In contrast, imagine a sematic or generative search solution accessing an archive of 100 billion multimodal documents that have been run through an embedding model at a cost of $10M. When a search is performed, the user's query must be run through that exact same model to convert it to an embedding to be used to search the archive. If the embedding model is depreciated and goes away, those 100 billion embeddings are effectively useless, since user queries can no longer be transformed into the same embedding in order to search it. The corpus can be clustered, but new documents can't be added, existing documents can't be updated and it cannot be searched.

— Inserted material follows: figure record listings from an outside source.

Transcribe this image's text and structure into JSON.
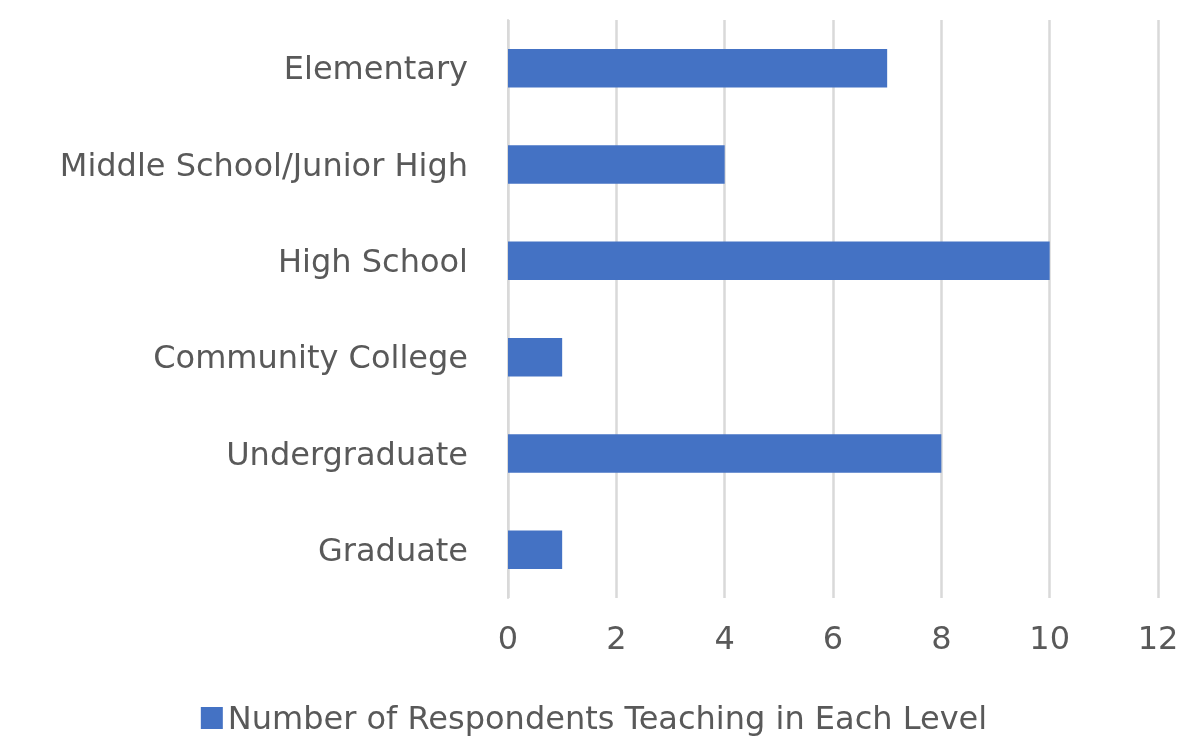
{
  "chart_data": {
    "type": "bar",
    "orientation": "horizontal",
    "categories": [
      "Elementary",
      "Middle School/Junior High",
      "High School",
      "Community College",
      "Undergraduate",
      "Graduate"
    ],
    "series": [
      {
        "name": "Number of Respondents Teaching in Each Level",
        "color": "#4472c4",
        "values": [
          7,
          4,
          10,
          1,
          8,
          1
        ]
      }
    ],
    "xlim": [
      0,
      12
    ],
    "xticks": [
      0,
      2,
      4,
      6,
      8,
      10,
      12
    ],
    "grid": "x",
    "legend": "bottom"
  }
}
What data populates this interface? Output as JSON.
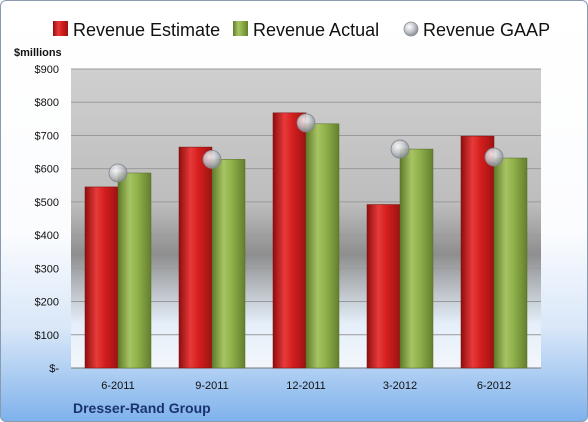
{
  "chart_data": {
    "type": "bar",
    "title": "",
    "ylabel": "$millions",
    "xlabel": "",
    "company": "Dresser-Rand Group",
    "categories": [
      "6-2011",
      "9-2011",
      "12-2011",
      "3-2012",
      "6-2012"
    ],
    "ylim": [
      0,
      900
    ],
    "yticks": [
      {
        "value": 0,
        "label": "$-"
      },
      {
        "value": 100,
        "label": "$100"
      },
      {
        "value": 200,
        "label": "$200"
      },
      {
        "value": 300,
        "label": "$300"
      },
      {
        "value": 400,
        "label": "$400"
      },
      {
        "value": 500,
        "label": "$500"
      },
      {
        "value": 600,
        "label": "$600"
      },
      {
        "value": 700,
        "label": "$700"
      },
      {
        "value": 800,
        "label": "$800"
      },
      {
        "value": 900,
        "label": "$900"
      }
    ],
    "series": [
      {
        "name": "Revenue Estimate",
        "kind": "bar",
        "color": "#d41e1e",
        "values": [
          545,
          665,
          768,
          492,
          698
        ]
      },
      {
        "name": "Revenue Actual",
        "kind": "bar",
        "color": "#8fb04a",
        "values": [
          587,
          628,
          735,
          659,
          632
        ]
      },
      {
        "name": "Revenue GAAP",
        "kind": "marker",
        "color": "#b8bcc2",
        "values": [
          587,
          628,
          738,
          659,
          635
        ]
      }
    ],
    "grid": true,
    "legend": "top"
  }
}
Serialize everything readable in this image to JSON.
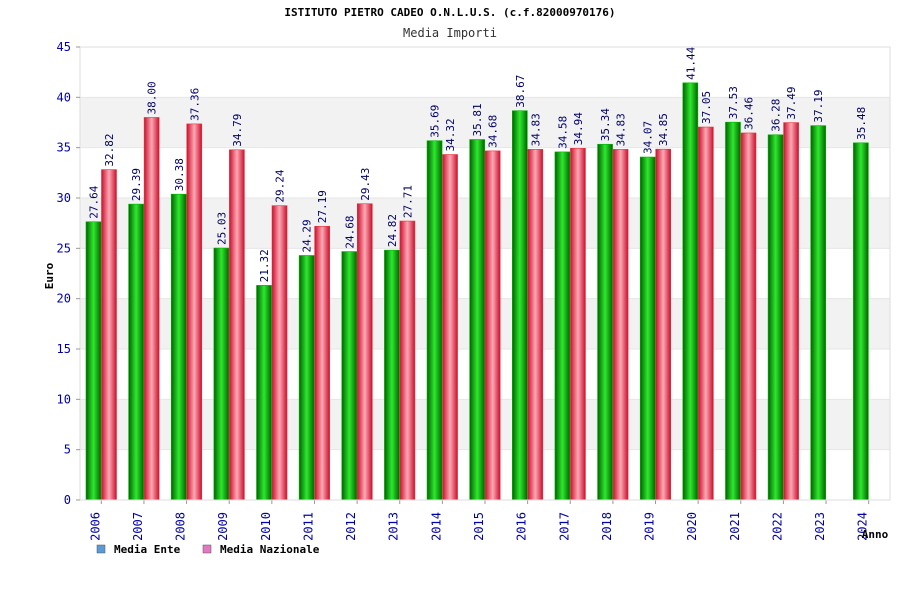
{
  "colors": {
    "ente": "#00b400",
    "nazionale": "#e8323c",
    "axis_text": "#0000aa",
    "value_text": "#000066",
    "band": "#f2f2f2",
    "legend_ente": "#5b9bd5",
    "legend_nazionale": "#e377c2"
  },
  "chart_data": {
    "type": "bar",
    "title": "ISTITUTO PIETRO CADEO O.N.L.U.S. (c.f.82000970176)",
    "subtitle": "Media Importi",
    "xlabel": "Anno",
    "ylabel": "Euro",
    "ylim": [
      0,
      45
    ],
    "yticks": [
      "0",
      "5",
      "10",
      "15",
      "20",
      "25",
      "30",
      "35",
      "40",
      "45"
    ],
    "categories": [
      "2006",
      "2007",
      "2008",
      "2009",
      "2010",
      "2011",
      "2012",
      "2013",
      "2014",
      "2015",
      "2016",
      "2017",
      "2018",
      "2019",
      "2020",
      "2021",
      "2022",
      "2023",
      "2024"
    ],
    "series": [
      {
        "name": "Media Ente",
        "values": [
          27.64,
          29.39,
          30.38,
          25.03,
          21.32,
          24.29,
          24.68,
          24.82,
          35.69,
          35.81,
          38.67,
          34.58,
          35.34,
          34.07,
          41.44,
          37.53,
          36.28,
          37.19,
          35.48
        ],
        "labels": [
          "27.64",
          "29.39",
          "30.38",
          "25.03",
          "21.32",
          "24.29",
          "24.68",
          "24.82",
          "35.69",
          "35.81",
          "38.67",
          "34.58",
          "35.34",
          "34.07",
          "41.44",
          "37.53",
          "36.28",
          "37.19",
          "35.48"
        ]
      },
      {
        "name": "Media Nazionale",
        "values": [
          32.82,
          38.0,
          37.36,
          34.79,
          29.24,
          27.19,
          29.43,
          27.71,
          34.32,
          34.68,
          34.83,
          34.94,
          34.83,
          34.85,
          37.05,
          36.46,
          37.49,
          null,
          null
        ],
        "labels": [
          "32.82",
          "38.00",
          "37.36",
          "34.79",
          "29.24",
          "27.19",
          "29.43",
          "27.71",
          "34.32",
          "34.68",
          "34.83",
          "34.94",
          "34.83",
          "34.85",
          "37.05",
          "36.46",
          "37.49",
          "",
          ""
        ]
      }
    ],
    "legend": [
      "Media Ente",
      "Media Nazionale"
    ],
    "legend_position": "bottom-left",
    "grid": "horizontal-bands"
  }
}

Companies today tend to focus on generating embeddings, rather than asking what happens if that model is no longer available, or they are fixating on small test corpuses that can be easily rerun, rather than evaluating what happens when a multi-million-dollar embedding corpus is suddenly rendered useless by an embedding model turndown. Worse, these model turndowns are set by the hosting companies and while larger big-spending enterprise customers may have some influence in extending turndown dates, most companies will be forced to upgrade within a timeframe established by the hosting company, which might be during a high-growth period that could negatively impact its ability to fully leverage its growth as it has to regularly divert resources to reembedding and rebuilding its ANN infrastructure.
Spending millions of dollars to repeatedly reembed a vast content archive may not even be a rounding error for some companies, but for many enterprises that is not an inconsequential sum, not to mention the cost of reindexing the embeddings into their ANN vector search solutions and the infrastructure required to support parallel infrastructures during the regular upgrade periods.
What are possible solutions to this?
- Self Hosting. For our own embedding work, we self-host all of the models we use on our own GCE VMs. This ensures we have continual access to them, though there is still the risk that a model depends on a framework or framework features that are eventually depreciated and thus access is lost anyway, but control over the model hosting allows companies to have more control over their upgrade schedules.
- Contractual Guarantees. Companies using hosted models should require legally-binding contractual guarantees that provide for a fixed turndown date in much the same way they typically negotiate support and availability contracts for other enterprise software. Companies should evaluate the total estimated size of their archives they plan to embed, the cost of embedding the full archive, the cost of updating all of their ANN infrastructure, the cost of downtime/upgrade time, etc and compare against the benefits of regularly refreshing to the latest models and decide how often they want to upgrade. A company with a relatively modest content archive that might cost only a few hundred dollars to reembed might not care at all. A company paying $1M to embed a corpus but who can afford to pay for the absolute latest model updates might choose a contract that assumes they will pay $1M to reprocess their entire archive every quarter, while a company with a massive archive that costs tens of millions to embed might ask for a contract that guarantees model version access for multiple years, etc.
Few enterprises have had to confront these issues to date, but as embedding models are deployed at ever-larger scales and commercial hosting providers begin enforcing their model depreciation schedules for their embedding models, this will become a growing consideration.